The study also found that the classified management of “four categories of personnel” and digital management for a matrix of urban communities played an important role in China. Wuhan put four categories of personnel (confirmed cases, suspected cases, febrile patients who might be carriers, and close contacts) under classified management in designated facilities. The measure was subsequently carried out nationwide. The digital management for a matrix of urban communities has become the most important component of residents’ quarantine. Many communities across China rallied the family doctor, neighborhood committees, police, and other forces to establish workgroups. The workgroup was fully responsible for community prevention and control of epidemics [17]. Each community kept only one entrance and exit point open, and checkpoints were set up for community staff to perform the identification and temperature tests of each resident entering and leaving the community. Community management is the first line of defense in the battle against infectious diseases. This is an important means to control the spread of infectious diseases from the source.
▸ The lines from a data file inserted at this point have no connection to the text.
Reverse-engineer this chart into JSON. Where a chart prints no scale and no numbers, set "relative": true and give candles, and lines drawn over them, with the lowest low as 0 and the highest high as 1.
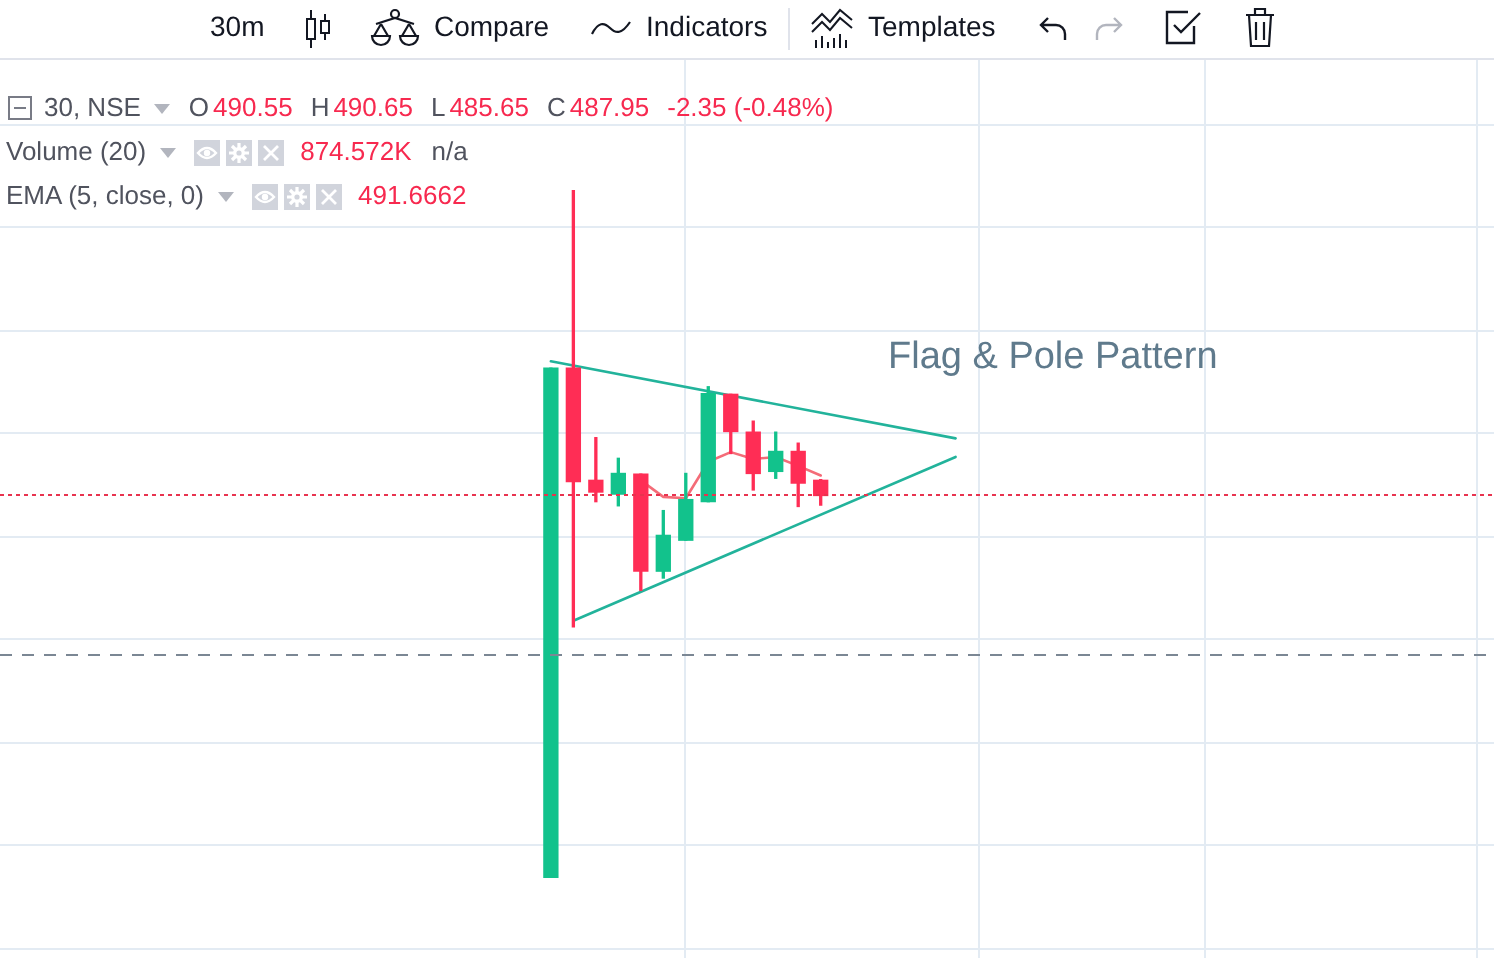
{
  "chart_data": {
    "type": "candlestick",
    "title": "30, NSE",
    "relative": true,
    "grid": true,
    "tick_labels": false,
    "categories": [
      null,
      null,
      null,
      null,
      null,
      null,
      null,
      null,
      null,
      null,
      null,
      null,
      null,
      null,
      null,
      null,
      null,
      null,
      null,
      null,
      null,
      null,
      null,
      null,
      null,
      null,
      null,
      null,
      null,
      null,
      null,
      null,
      null,
      null,
      null,
      null,
      null,
      null,
      null,
      null,
      null,
      null,
      null,
      null,
      null,
      null,
      null,
      null,
      null,
      null,
      null,
      null,
      null,
      null,
      null,
      null,
      null,
      null,
      null,
      null,
      null,
      null,
      null,
      null,
      null,
      null
    ],
    "series": [
      {
        "ohlc": [
          null,
          null,
          null,
          null,
          null,
          null,
          null,
          null,
          null,
          null,
          null,
          null,
          null,
          null,
          null,
          null,
          null,
          null,
          null,
          null,
          null,
          null,
          null,
          null,
          [
            0,
            0.741,
            0,
            0.741
          ],
          [
            0.741,
            1,
            0.365,
            0.576
          ],
          [
            0.578,
            0.64,
            0.547,
            0.561
          ],
          [
            0.558,
            0.61,
            0.541,
            0.588
          ],
          [
            0.587,
            0.587,
            0.418,
            0.446
          ],
          [
            0.446,
            0.534,
            0.436,
            0.498
          ],
          [
            0.491,
            0.588,
            0.491,
            0.55
          ],
          [
            0.547,
            0.714,
            0.547,
            0.704
          ],
          [
            0.703,
            0.703,
            0.617,
            0.649
          ],
          [
            0.648,
            0.664,
            0.564,
            0.588
          ],
          [
            0.591,
            0.648,
            0.581,
            0.62
          ],
          [
            0.62,
            0.632,
            0.54,
            0.574
          ],
          [
            0.578,
            0.579,
            0.542,
            0.556
          ],
          null,
          null,
          null,
          null,
          null,
          null,
          null,
          null,
          null,
          null,
          null,
          null,
          null,
          null,
          null,
          null,
          null,
          null,
          null,
          null,
          null,
          null,
          null,
          null,
          null,
          null,
          null,
          null,
          null
        ],
        "colors": [
          null,
          null,
          null,
          null,
          null,
          null,
          null,
          null,
          null,
          null,
          null,
          null,
          null,
          null,
          null,
          null,
          null,
          null,
          null,
          null,
          null,
          null,
          null,
          null,
          "#12c28c",
          "#ff2d55",
          "#ff2d55",
          "#12c28c",
          "#ff2d55",
          "#12c28c",
          "#12c28c",
          "#12c28c",
          "#ff2d55",
          "#ff2d55",
          "#12c28c",
          "#ff2d55",
          "#ff2d55",
          null,
          null,
          null,
          null,
          null,
          null,
          null,
          null,
          null,
          null,
          null,
          null,
          null,
          null,
          null,
          null,
          null,
          null,
          null,
          null,
          null,
          null,
          null,
          null,
          null,
          null,
          null,
          null,
          null
        ]
      },
      {
        "type": "line",
        "color": "#f46c78",
        "values": [
          null,
          null,
          null,
          null,
          null,
          null,
          null,
          null,
          null,
          null,
          null,
          null,
          null,
          null,
          null,
          null,
          null,
          null,
          null,
          null,
          null,
          null,
          null,
          null,
          null,
          null,
          null,
          null,
          0.578,
          0.554,
          0.552,
          0.605,
          0.619,
          0.609,
          0.612,
          0.599,
          0.585,
          null,
          null,
          null,
          null,
          null,
          null,
          null,
          null,
          null,
          null,
          null,
          null,
          null,
          null,
          null,
          null,
          null,
          null,
          null,
          null,
          null,
          null,
          null,
          null,
          null,
          null,
          null,
          null,
          null
        ]
      },
      {
        "type": "line",
        "color": "#22b39b",
        "values": [
          null,
          null,
          null,
          null,
          null,
          null,
          null,
          null,
          null,
          null,
          null,
          null,
          null,
          null,
          null,
          null,
          null,
          null,
          null,
          null,
          null,
          null,
          null,
          null,
          0.751,
          null,
          null,
          null,
          null,
          null,
          null,
          null,
          null,
          null,
          null,
          null,
          null,
          null,
          null,
          null,
          null,
          null,
          0.639,
          null,
          null,
          null,
          null,
          null,
          null,
          null,
          null,
          null,
          null,
          null,
          null,
          null,
          null,
          null,
          null,
          null,
          null,
          null,
          null,
          null,
          null,
          null
        ]
      },
      {
        "type": "line",
        "color": "#22b39b",
        "values": [
          null,
          null,
          null,
          null,
          null,
          null,
          null,
          null,
          null,
          null,
          null,
          null,
          null,
          null,
          null,
          null,
          null,
          null,
          null,
          null,
          null,
          null,
          null,
          null,
          null,
          0.374,
          null,
          null,
          null,
          null,
          null,
          null,
          null,
          null,
          null,
          null,
          null,
          null,
          null,
          null,
          null,
          null,
          0.612,
          null,
          null,
          null,
          null,
          null,
          null,
          null,
          null,
          null,
          null,
          null,
          null,
          null,
          null,
          null,
          null,
          null,
          null,
          null,
          null,
          null,
          null,
          null
        ]
      }
    ],
    "ref_lines": [
      {
        "axis": "y",
        "value": 0.557,
        "color": "#e8334f",
        "line_style": "dotted"
      },
      {
        "axis": "y",
        "value": 0.326,
        "color": "#7b8794",
        "line_style": "dashed"
      }
    ],
    "annotations": [
      "30m",
      "Compare",
      "Indicators",
      "Templates",
      "O",
      "490.55",
      "H",
      "490.65",
      "L",
      "485.65",
      "C",
      "487.95",
      "-2.35 (-0.48%)",
      "Volume (20)",
      "874.572K",
      "n/a",
      "EMA (5, close, 0)",
      "491.6662",
      "Flag & Pole Pattern"
    ]
  }
}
Singapore has continuously upgraded its border control measures to curb the import of overseas cases. With the implementation of multi-pronged surveillance strategy, patients can be found as quickly and accurately as possible.

Through the classified management of “four categories of personnel” and digital management for a matrix of urban communities, China has taken good control of the community as a defense line. China earnestly promoted “Leave no one unattended”, and strictly controlled the source of infection. The core of prevention and control policies in both countries is the early detection and isolation of patients. Countries can slow the spread of the virus only by actively detecting cases, identifying patients as soon as possible, and quarantining them.

Our study compared key outbreak response measures in China and Singapore and confirmed which policies are effective and can be replicated as successful experiences in other countries. We also have some limitations that deserve mentioning. COVID-19 case data were obtained from the web-page of The National Health Commission of the People’s Republic of China and the Ministry of Health Singapore. Despite some assurance of official data quality, underreporting or untimely reporting may still occur in the early stages of an outbreak, and asymptomatic carriers may be missed by symptom-based surveillance.

Conclusions

The WHO still designates the current COVID-19 epidemic as a “Public Health Emergency of International Concern”. Countries around the world still need sustained and long-term investment to deal with the epidemic. China and Singapore’s strategies suggest that early detection of patients, timely isolation, and treatment are important means to control the spread of the virus. In addition, it is necessary to increase medical capabilities and ensure adequate medical resources to combat COVID-19. Countries should choose appropriate response strategies with health equity in mind to ultimately control effectively the spread of COVID-19 worldwide.